The stipe measures 7.5–18 cm long by 1.3–2.5 cm thick, and is usually swollen in the middle and tapered on each end. The stipe base is covered with pale brownish fibers and cottony scales over a cream ground color. The stipe is solid (i.e., not hollow) and firm, with a ring on the upper portion.

The flesh has a mild taste, and an odor of almonds or marzipan. Several aromatic compound are responsible for the mushroom's odor, including benzaldehyde, 2-phenylethanal, 2-phenylethanol, phenylacetic acid, N-formylaniline, and 1-octen-3-ol.

H. radicosum produces a rusty brown to cinnamon-brown spore print. Spores are almond-shaped, covered in small warts, and measure 8–10 by 5–6 μm. The basidia (spore-bearing cells) are four-spored.

The mushroom is poisonous, and can cause gastrointestinal distress in those who consume it.

===Similar species===
The Japanese species Hebeloma radicosoides resembles H. radicosum in appearance and habitat, but can be distinguished by its yellower cap and lack of odor. Additionally, H. radicosoides fruits after experimental application of urea to soil, while H. radicosum does not. Another lookalike, Hypholoma radicosum, has a rooting stipe, but it is more slender and smells strongly of the compound iodoform.

== Distribution and habitat ==
The species is found in Japan, Europe and North America.

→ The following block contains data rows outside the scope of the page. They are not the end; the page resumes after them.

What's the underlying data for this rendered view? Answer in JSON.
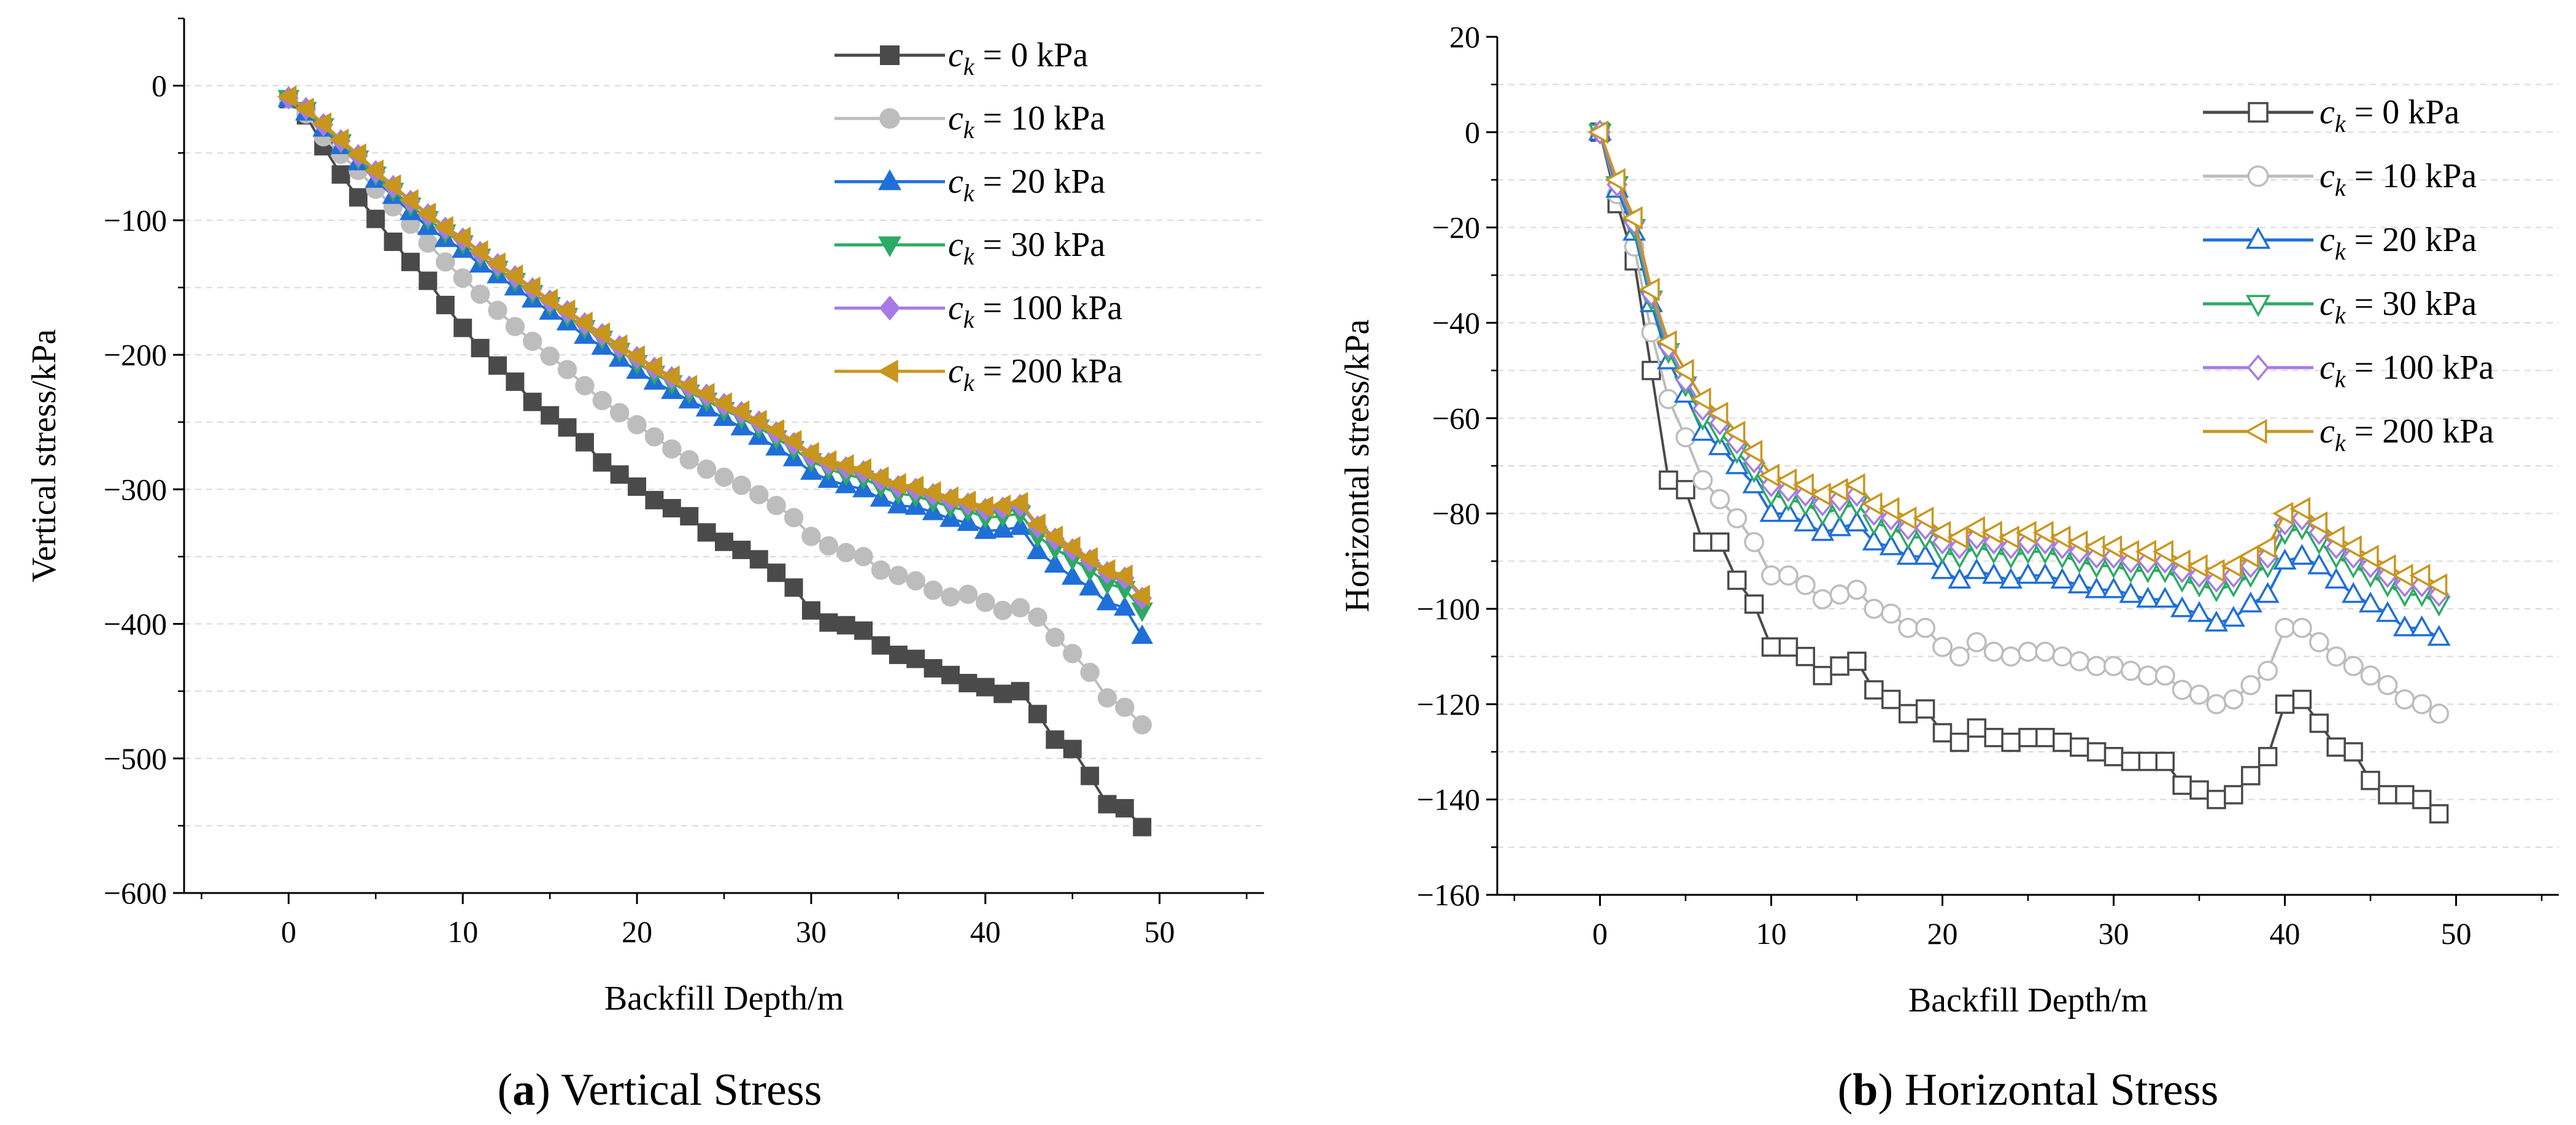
{
  "chart_data": [
    {
      "type": "line",
      "caption_label": "a",
      "caption_title": " Vertical Stress",
      "xlabel": "Backfill Depth/m",
      "ylabel": "Vertical stress/kPa",
      "xlim": [
        -6,
        56
      ],
      "ylim": [
        -600,
        50
      ],
      "xticks": [
        0,
        10,
        20,
        30,
        40,
        50
      ],
      "xtick_labels": [
        "0",
        "10",
        "20",
        "30",
        "40",
        "50"
      ],
      "yticks": [
        0,
        -100,
        -200,
        -300,
        -400,
        -500,
        -600
      ],
      "ytick_labels": [
        "0",
        "−100",
        "−200",
        "−300",
        "−400",
        "−500",
        "−600"
      ],
      "grid": "horizontal dashed",
      "legend_position": "top-right",
      "marker_fill": "filled",
      "x": [
        0,
        1,
        2,
        3,
        4,
        5,
        6,
        7,
        8,
        9,
        10,
        11,
        12,
        13,
        14,
        15,
        16,
        17,
        18,
        19,
        20,
        21,
        22,
        23,
        24,
        25,
        26,
        27,
        28,
        29,
        30,
        31,
        32,
        33,
        34,
        35,
        36,
        37,
        38,
        39,
        40,
        41,
        42,
        43,
        44,
        45,
        46,
        47,
        48,
        49
      ],
      "series": [
        {
          "name": "c_k = 0 kPa",
          "symbol": "c",
          "subscript": "k",
          "suffix": " = 0 kPa",
          "color": "#4a4a4a",
          "marker": "square",
          "values": [
            -10,
            -22,
            -45,
            -66,
            -83,
            -99,
            -116,
            -131,
            -145,
            -163,
            -180,
            -195,
            -208,
            -220,
            -235,
            -245,
            -254,
            -265,
            -280,
            -289,
            -298,
            -308,
            -314,
            -320,
            -332,
            -339,
            -345,
            -352,
            -362,
            -373,
            -390,
            -399,
            -401,
            -405,
            -416,
            -423,
            -426,
            -433,
            -438,
            -444,
            -447,
            -452,
            -450,
            -467,
            -486,
            -493,
            -513,
            -534,
            -537,
            -551
          ]
        },
        {
          "name": "c_k = 10 kPa",
          "symbol": "c",
          "subscript": "k",
          "suffix": " = 10 kPa",
          "color": "#bdbdbd",
          "marker": "circle",
          "values": [
            -10,
            -21,
            -38,
            -51,
            -63,
            -77,
            -90,
            -103,
            -117,
            -131,
            -143,
            -155,
            -167,
            -179,
            -190,
            -201,
            -211,
            -223,
            -234,
            -243,
            -252,
            -261,
            -270,
            -278,
            -285,
            -291,
            -297,
            -304,
            -312,
            -321,
            -335,
            -342,
            -347,
            -350,
            -360,
            -364,
            -368,
            -375,
            -380,
            -378,
            -384,
            -390,
            -388,
            -395,
            -410,
            -422,
            -436,
            -455,
            -462,
            -475
          ]
        },
        {
          "name": "c_k = 20 kPa",
          "symbol": "c",
          "subscript": "k",
          "suffix": " = 20 kPa",
          "color": "#1f6fd8",
          "marker": "triangle-up",
          "values": [
            -10,
            -20,
            -32,
            -45,
            -57,
            -70,
            -82,
            -94,
            -105,
            -114,
            -122,
            -133,
            -141,
            -150,
            -159,
            -168,
            -176,
            -186,
            -194,
            -203,
            -212,
            -220,
            -227,
            -234,
            -240,
            -247,
            -254,
            -261,
            -269,
            -277,
            -287,
            -293,
            -297,
            -300,
            -307,
            -312,
            -313,
            -317,
            -322,
            -325,
            -331,
            -330,
            -328,
            -346,
            -356,
            -365,
            -373,
            -384,
            -388,
            -409
          ]
        },
        {
          "name": "c_k = 30 kPa",
          "symbol": "c",
          "subscript": "k",
          "suffix": " = 30 kPa",
          "color": "#2bab63",
          "marker": "triangle-down",
          "values": [
            -9,
            -18,
            -30,
            -42,
            -54,
            -66,
            -78,
            -89,
            -99,
            -109,
            -117,
            -127,
            -136,
            -145,
            -154,
            -163,
            -171,
            -180,
            -188,
            -197,
            -206,
            -214,
            -221,
            -228,
            -234,
            -241,
            -247,
            -254,
            -262,
            -270,
            -279,
            -285,
            -289,
            -292,
            -298,
            -303,
            -305,
            -309,
            -313,
            -316,
            -321,
            -320,
            -318,
            -335,
            -344,
            -352,
            -360,
            -370,
            -374,
            -390
          ]
        },
        {
          "name": "c_k = 100 kPa",
          "symbol": "c",
          "subscript": "k",
          "suffix": " = 100 kPa",
          "color": "#a77ae6",
          "marker": "diamond",
          "values": [
            -9,
            -17,
            -29,
            -41,
            -52,
            -64,
            -75,
            -86,
            -96,
            -106,
            -114,
            -124,
            -133,
            -142,
            -151,
            -160,
            -168,
            -177,
            -185,
            -194,
            -202,
            -210,
            -217,
            -224,
            -230,
            -237,
            -243,
            -250,
            -258,
            -266,
            -275,
            -281,
            -284,
            -287,
            -293,
            -298,
            -300,
            -304,
            -308,
            -311,
            -315,
            -314,
            -312,
            -328,
            -337,
            -345,
            -353,
            -362,
            -366,
            -381
          ]
        },
        {
          "name": "c_k = 200 kPa",
          "symbol": "c",
          "subscript": "k",
          "suffix": " = 200 kPa",
          "color": "#c8961c",
          "marker": "triangle-left",
          "values": [
            -8,
            -17,
            -28,
            -40,
            -51,
            -63,
            -74,
            -85,
            -95,
            -105,
            -113,
            -123,
            -132,
            -141,
            -150,
            -159,
            -167,
            -176,
            -184,
            -193,
            -201,
            -209,
            -216,
            -223,
            -229,
            -236,
            -242,
            -249,
            -256,
            -264,
            -273,
            -279,
            -282,
            -285,
            -291,
            -296,
            -298,
            -302,
            -306,
            -309,
            -313,
            -312,
            -310,
            -326,
            -335,
            -343,
            -351,
            -360,
            -364,
            -379
          ]
        }
      ]
    },
    {
      "type": "line",
      "caption_label": "b",
      "caption_title": " Horizontal Stress",
      "xlabel": "Backfill Depth/m",
      "ylabel": "Horizontal stress/kPa",
      "xlim": [
        -6,
        56
      ],
      "ylim": [
        -160,
        20
      ],
      "xticks": [
        0,
        10,
        20,
        30,
        40,
        50
      ],
      "xtick_labels": [
        "0",
        "10",
        "20",
        "30",
        "40",
        "50"
      ],
      "yticks": [
        20,
        0,
        -20,
        -40,
        -60,
        -80,
        -100,
        -120,
        -140,
        -160
      ],
      "ytick_labels": [
        "20",
        "0",
        "−20",
        "−40",
        "−60",
        "−80",
        "−100",
        "−120",
        "−140",
        "−160"
      ],
      "grid": "horizontal dashed",
      "legend_position": "top-right",
      "marker_fill": "hollow",
      "x": [
        0,
        1,
        2,
        3,
        4,
        5,
        6,
        7,
        8,
        9,
        10,
        11,
        12,
        13,
        14,
        15,
        16,
        17,
        18,
        19,
        20,
        21,
        22,
        23,
        24,
        25,
        26,
        27,
        28,
        29,
        30,
        31,
        32,
        33,
        34,
        35,
        36,
        37,
        38,
        39,
        40,
        41,
        42,
        43,
        44,
        45,
        46,
        47,
        48,
        49
      ],
      "series": [
        {
          "name": "c_k = 0 kPa",
          "symbol": "c",
          "subscript": "k",
          "suffix": " = 0 kPa",
          "color": "#4a4a4a",
          "marker": "square",
          "values": [
            0,
            -15,
            -27,
            -50,
            -73,
            -75,
            -86,
            -86,
            -94,
            -99,
            -108,
            -108,
            -110,
            -114,
            -112,
            -111,
            -117,
            -119,
            -122,
            -121,
            -126,
            -128,
            -125,
            -127,
            -128,
            -127,
            -127,
            -128,
            -129,
            -130,
            -131,
            -132,
            -132,
            -132,
            -137,
            -138,
            -140,
            -139,
            -135,
            -131,
            -120,
            -119,
            -124,
            -129,
            -130,
            -136,
            -139,
            -139,
            -140,
            -143
          ]
        },
        {
          "name": "c_k = 10 kPa",
          "symbol": "c",
          "subscript": "k",
          "suffix": " = 10 kPa",
          "color": "#bdbdbd",
          "marker": "circle",
          "values": [
            0,
            -13,
            -24,
            -42,
            -56,
            -64,
            -73,
            -77,
            -81,
            -86,
            -93,
            -93,
            -95,
            -98,
            -97,
            -96,
            -100,
            -101,
            -104,
            -104,
            -108,
            -110,
            -107,
            -109,
            -110,
            -109,
            -109,
            -110,
            -111,
            -112,
            -112,
            -113,
            -114,
            -114,
            -117,
            -118,
            -120,
            -119,
            -116,
            -113,
            -104,
            -104,
            -107,
            -110,
            -112,
            -114,
            -116,
            -119,
            -120,
            -122
          ]
        },
        {
          "name": "c_k = 20 kPa",
          "symbol": "c",
          "subscript": "k",
          "suffix": " = 20 kPa",
          "color": "#1f6fd8",
          "marker": "triangle-up",
          "values": [
            0,
            -12,
            -21,
            -36,
            -48,
            -55,
            -63,
            -66,
            -70,
            -74,
            -80,
            -80,
            -82,
            -84,
            -83,
            -82,
            -86,
            -87,
            -89,
            -89,
            -92,
            -94,
            -92,
            -93,
            -94,
            -93,
            -93,
            -94,
            -95,
            -96,
            -96,
            -97,
            -98,
            -98,
            -100,
            -101,
            -103,
            -102,
            -99,
            -97,
            -90,
            -89,
            -91,
            -94,
            -97,
            -99,
            -101,
            -104,
            -104,
            -106
          ]
        },
        {
          "name": "c_k = 30 kPa",
          "symbol": "c",
          "subscript": "k",
          "suffix": " = 30 kPa",
          "color": "#2bab63",
          "marker": "triangle-down",
          "values": [
            0,
            -11,
            -20,
            -35,
            -46,
            -53,
            -60,
            -63,
            -67,
            -71,
            -76,
            -77,
            -78,
            -80,
            -79,
            -78,
            -82,
            -83,
            -85,
            -85,
            -88,
            -89,
            -87,
            -88,
            -89,
            -88,
            -88,
            -89,
            -90,
            -91,
            -91,
            -92,
            -92,
            -92,
            -94,
            -95,
            -96,
            -95,
            -93,
            -91,
            -84,
            -83,
            -86,
            -89,
            -91,
            -93,
            -95,
            -97,
            -97,
            -99
          ]
        },
        {
          "name": "c_k = 100 kPa",
          "symbol": "c",
          "subscript": "k",
          "suffix": " = 100 kPa",
          "color": "#a77ae6",
          "marker": "diamond",
          "values": [
            0,
            -11,
            -19,
            -34,
            -45,
            -52,
            -58,
            -61,
            -65,
            -69,
            -74,
            -75,
            -76,
            -78,
            -77,
            -76,
            -80,
            -81,
            -83,
            -83,
            -86,
            -87,
            -85,
            -86,
            -87,
            -86,
            -86,
            -87,
            -88,
            -89,
            -89,
            -90,
            -90,
            -90,
            -92,
            -93,
            -94,
            -93,
            -91,
            -89,
            -82,
            -81,
            -84,
            -87,
            -89,
            -91,
            -93,
            -95,
            -95,
            -97
          ]
        },
        {
          "name": "c_k = 200 kPa",
          "symbol": "c",
          "subscript": "k",
          "suffix": " = 200 kPa",
          "color": "#c8961c",
          "marker": "triangle-left",
          "values": [
            0,
            -10,
            -18,
            -33,
            -44,
            -50,
            -56,
            -59,
            -63,
            -67,
            -72,
            -73,
            -74,
            -76,
            -75,
            -74,
            -78,
            -79,
            -81,
            -81,
            -84,
            -85,
            -83,
            -84,
            -85,
            -84,
            -84,
            -85,
            -86,
            -87,
            -87,
            -88,
            -88,
            -88,
            -90,
            -91,
            -92,
            -91,
            -89,
            -87,
            -80,
            -79,
            -82,
            -85,
            -87,
            -89,
            -91,
            -93,
            -93,
            -95
          ]
        }
      ]
    }
  ]
}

Fruit bodies occur on the ground scattered or in groups on soil or grassy areas, and are also associated with bushes and hedges in residential areas.

== Ecology ==
H. radicosum is an ammonia fungus, and associates with the latrines of moles, wood mice, and shrews. The mushroom has been used to study the nesting ecology of moles.

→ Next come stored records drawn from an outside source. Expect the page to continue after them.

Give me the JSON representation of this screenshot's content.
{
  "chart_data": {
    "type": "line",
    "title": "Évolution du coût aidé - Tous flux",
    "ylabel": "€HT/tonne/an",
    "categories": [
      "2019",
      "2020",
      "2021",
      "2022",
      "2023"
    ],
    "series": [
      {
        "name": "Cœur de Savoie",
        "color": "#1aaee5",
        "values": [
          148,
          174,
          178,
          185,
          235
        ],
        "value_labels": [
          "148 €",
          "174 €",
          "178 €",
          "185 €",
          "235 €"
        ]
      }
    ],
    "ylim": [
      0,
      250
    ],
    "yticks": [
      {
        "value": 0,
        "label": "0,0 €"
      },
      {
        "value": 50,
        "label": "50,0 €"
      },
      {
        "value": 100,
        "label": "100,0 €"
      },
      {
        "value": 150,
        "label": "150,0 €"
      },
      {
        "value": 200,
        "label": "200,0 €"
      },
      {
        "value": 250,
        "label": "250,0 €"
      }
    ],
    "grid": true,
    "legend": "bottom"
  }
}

A Japanese field study demonstrated that male flies of the genus Suillia rest on the mushrooms and actively defend their territory from others of the same species while waiting to mate with oviparous females.

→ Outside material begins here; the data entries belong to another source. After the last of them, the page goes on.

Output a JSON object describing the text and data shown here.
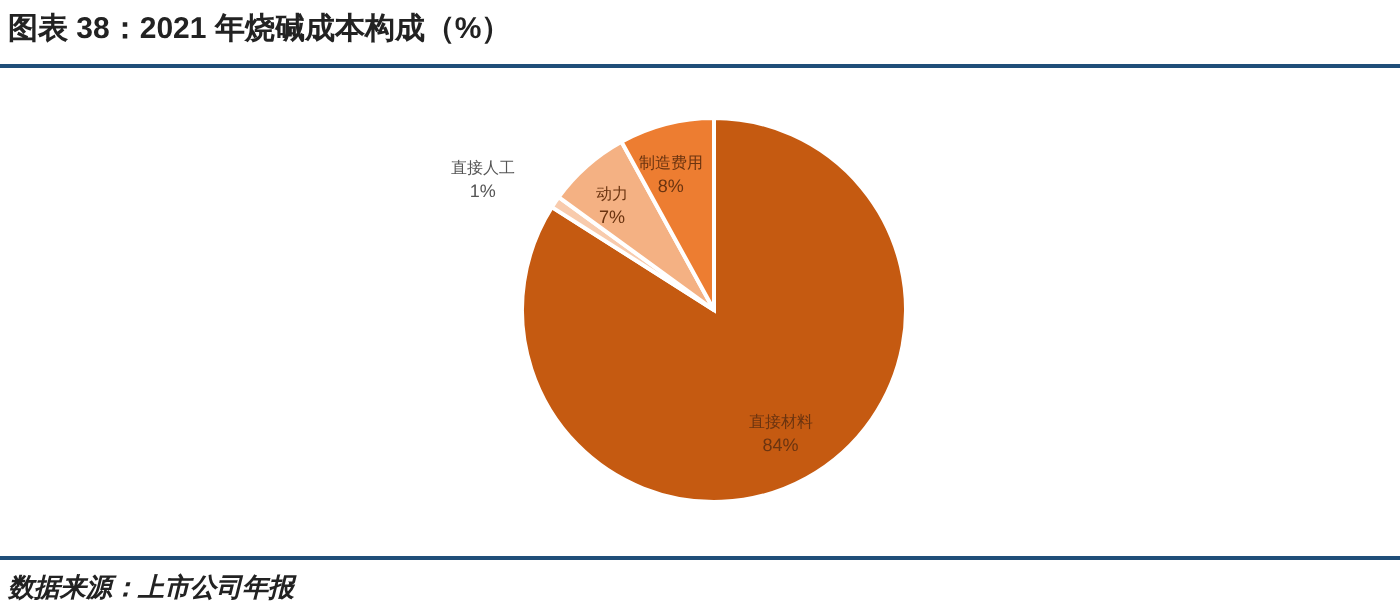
{
  "chart_data": {
    "type": "pie",
    "title": "图表 38：2021 年烧碱成本构成（%）",
    "categories": [
      "直接材料",
      "直接人工",
      "动力",
      "制造费用"
    ],
    "values": [
      84,
      1,
      7,
      8
    ],
    "value_labels": [
      "84%",
      "1%",
      "7%",
      "8%"
    ],
    "colors": [
      "#c55a11",
      "#f8cbad",
      "#f4b183",
      "#ed7d31"
    ],
    "annotations": [
      "数据来源：上市公司年报"
    ]
  }
}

H. radicosum fruit bodies can be grown in pure culture conditions in the laboratory. The fruit bodies are negatively gravitropic and not phototropic. Although they do not require light to form primordia, light is needed for differentiation and maturation. The sensitivity to gravity and light may be related to the growth habits of the fungus, which colonizes deep in the ground where it forms primordia, and develops mature fruit bodies on the ground.